Judge charges jury in Menendez trial

Judge William Walls began reading his charge to the jury early Wednesday afternoon.

“This is going to be a lengthy charge that reflects how seriously we’ve taken this matter for the last eight weeks or so,” he told jurors.

Indeed, at 67 pages, it was long. On trial are Democratic Sen. Bob Menendez and his wealthy Florida doctor friend, Salomon Melgen. Federal prosecutors accuse the two of bribery. The defense says they are just close personal friends who did favors for each other.

The jury consists of seven women, five men and five alternates. Walls told them, “You are the fact finders in this case … My feelings are immaterial.”

And he repeated a line he’d used Tuesday with only the lawyers present: “I really have no dog in this fight,” he told jurors. “I could care less who wins or loses.”

The defendants are presumed innocent, the judge said, and the burden has been on the government to prove them guilty beyond a reasonable doubt. Each defendant is to be judged separately on each count, he said.
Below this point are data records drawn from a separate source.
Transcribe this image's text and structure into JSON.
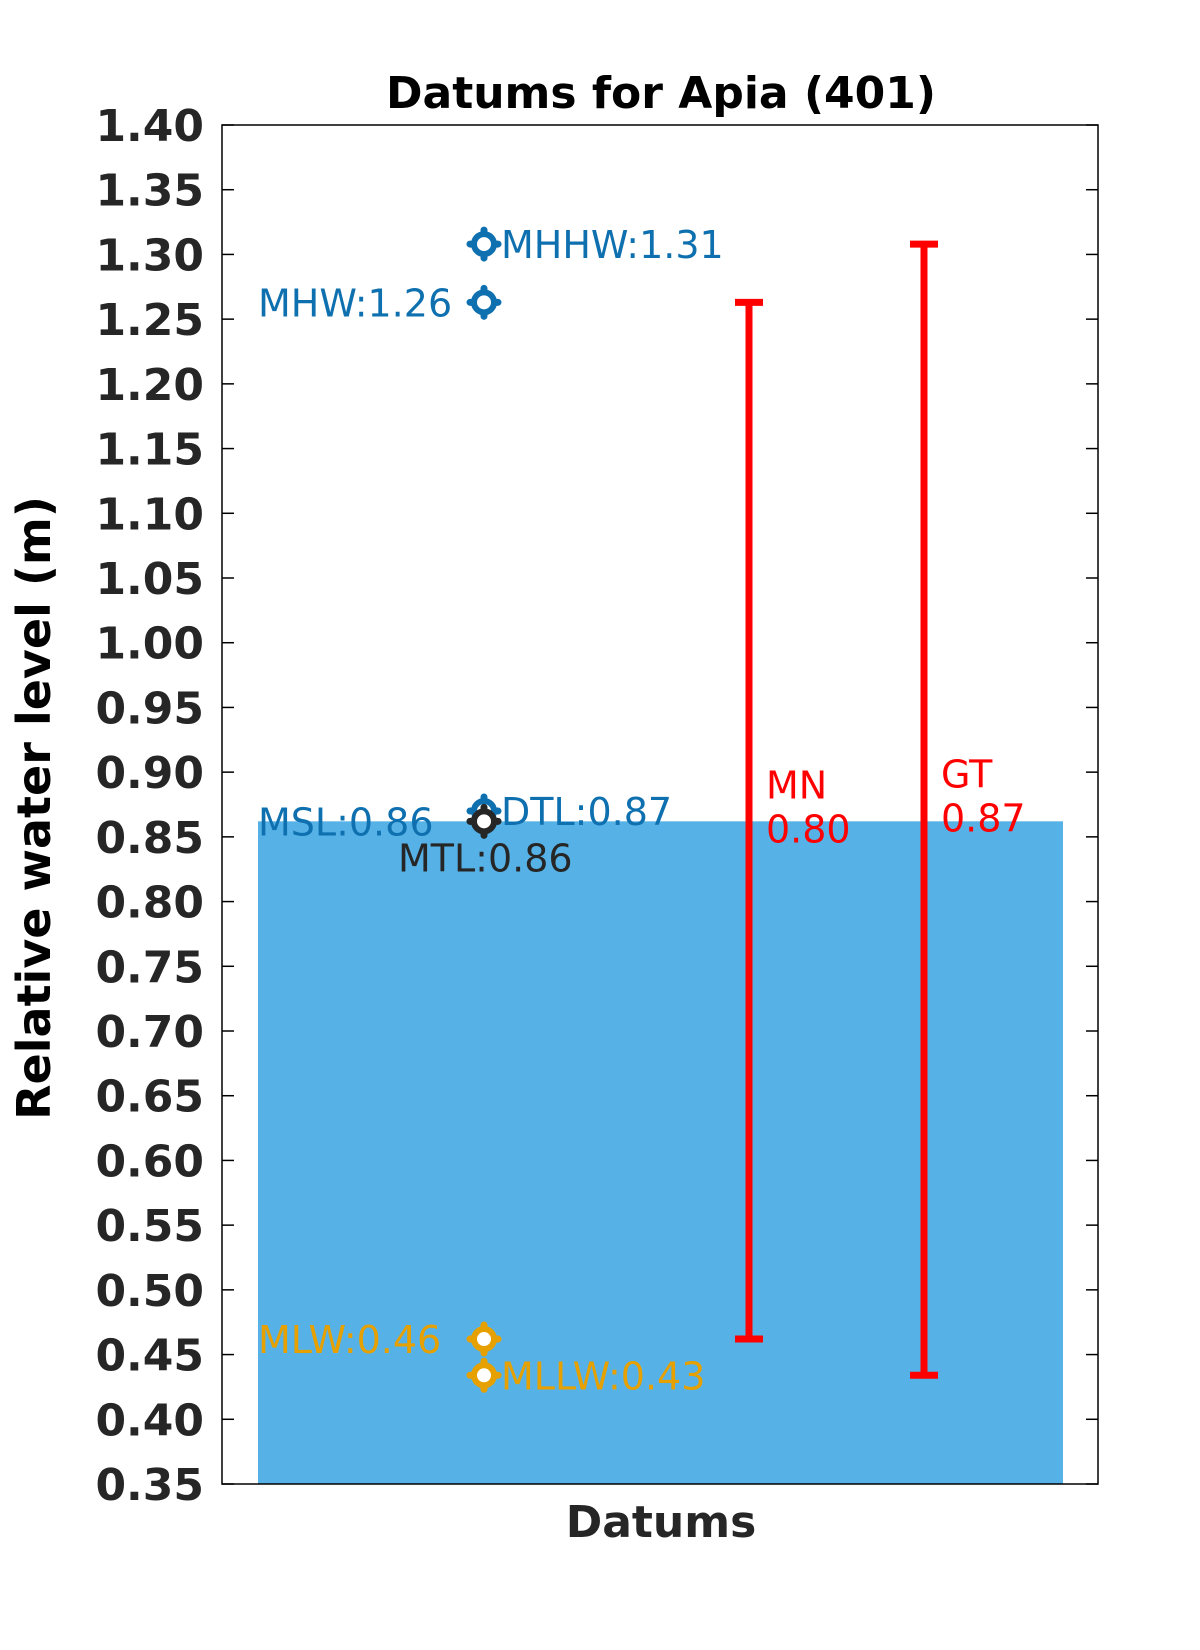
{
  "chart_data": {
    "type": "bar",
    "title": "Datums for Apia (401)",
    "xlabel": "Datums",
    "ylabel": "Relative water level (m)",
    "ylim": [
      0.35,
      1.4
    ],
    "yticks": [
      "0.35",
      "0.40",
      "0.45",
      "0.50",
      "0.55",
      "0.60",
      "0.65",
      "0.70",
      "0.75",
      "0.80",
      "0.85",
      "0.90",
      "0.95",
      "1.00",
      "1.05",
      "1.10",
      "1.15",
      "1.20",
      "1.25",
      "1.30",
      "1.35",
      "1.40"
    ],
    "grid": false,
    "bar": {
      "value": 0.862,
      "color": "#56b2e6"
    },
    "datums": [
      {
        "name": "MHHW",
        "value": 1.308,
        "label": "MHHW:1.31",
        "color": "#0f70b0",
        "label_side": "right"
      },
      {
        "name": "MHW",
        "value": 1.263,
        "label": "MHW:1.26",
        "color": "#0f70b0",
        "label_side": "left"
      },
      {
        "name": "DTL",
        "value": 0.87,
        "label": "DTL:0.87",
        "color": "#0f70b0",
        "label_side": "right"
      },
      {
        "name": "MSL",
        "value": 0.862,
        "label": "MSL:0.86",
        "color": "#0f70b0",
        "label_side": "left"
      },
      {
        "name": "MTL",
        "value": 0.862,
        "label": "MTL:0.86",
        "color": "#262626",
        "label_side": "below"
      },
      {
        "name": "MLW",
        "value": 0.462,
        "label": "MLW:0.46",
        "color": "#e6a000",
        "label_side": "left"
      },
      {
        "name": "MLLW",
        "value": 0.434,
        "label": "MLLW:0.43",
        "color": "#e6a000",
        "label_side": "right"
      }
    ],
    "ranges": [
      {
        "name": "MN",
        "low": 0.462,
        "high": 1.263,
        "label_name": "MN",
        "label_value": "0.80",
        "color": "#ff0000"
      },
      {
        "name": "GT",
        "low": 0.434,
        "high": 1.308,
        "label_name": "GT",
        "label_value": "0.87",
        "color": "#ff0000"
      }
    ]
  }
}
Menendez is accused on twelve counts, Melgen on six.

For there to be a crime, the judge said, the defendant must have “intentionally, knowingly and willfully violated the law.”
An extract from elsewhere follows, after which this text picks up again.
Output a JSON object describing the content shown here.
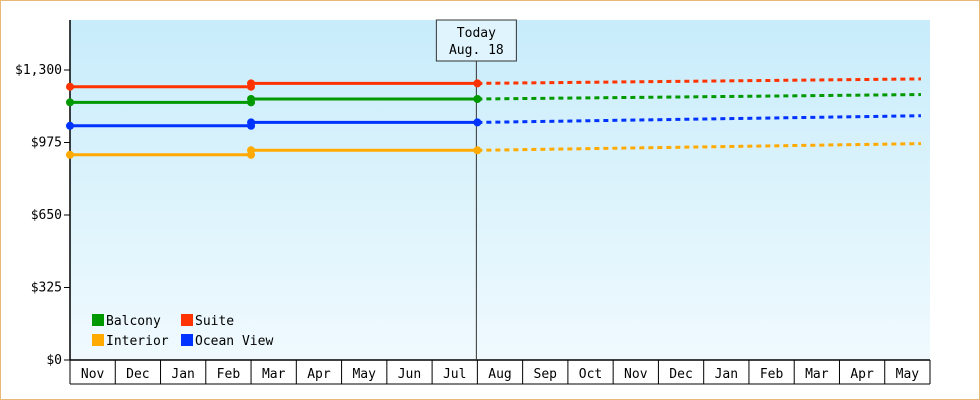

Menendez’s lawyers have said the senator’s failure to disclose gifts from Melgen, count 18 on the in, was an oversight and not deliberate concealment.

The judge finished reading the charge late Wednesday afternoon.

Closing arguments will begin Thursday morning.

At the jury’s request, a planned Friday session has been called off, so jury deliberations will likely begin on Monday.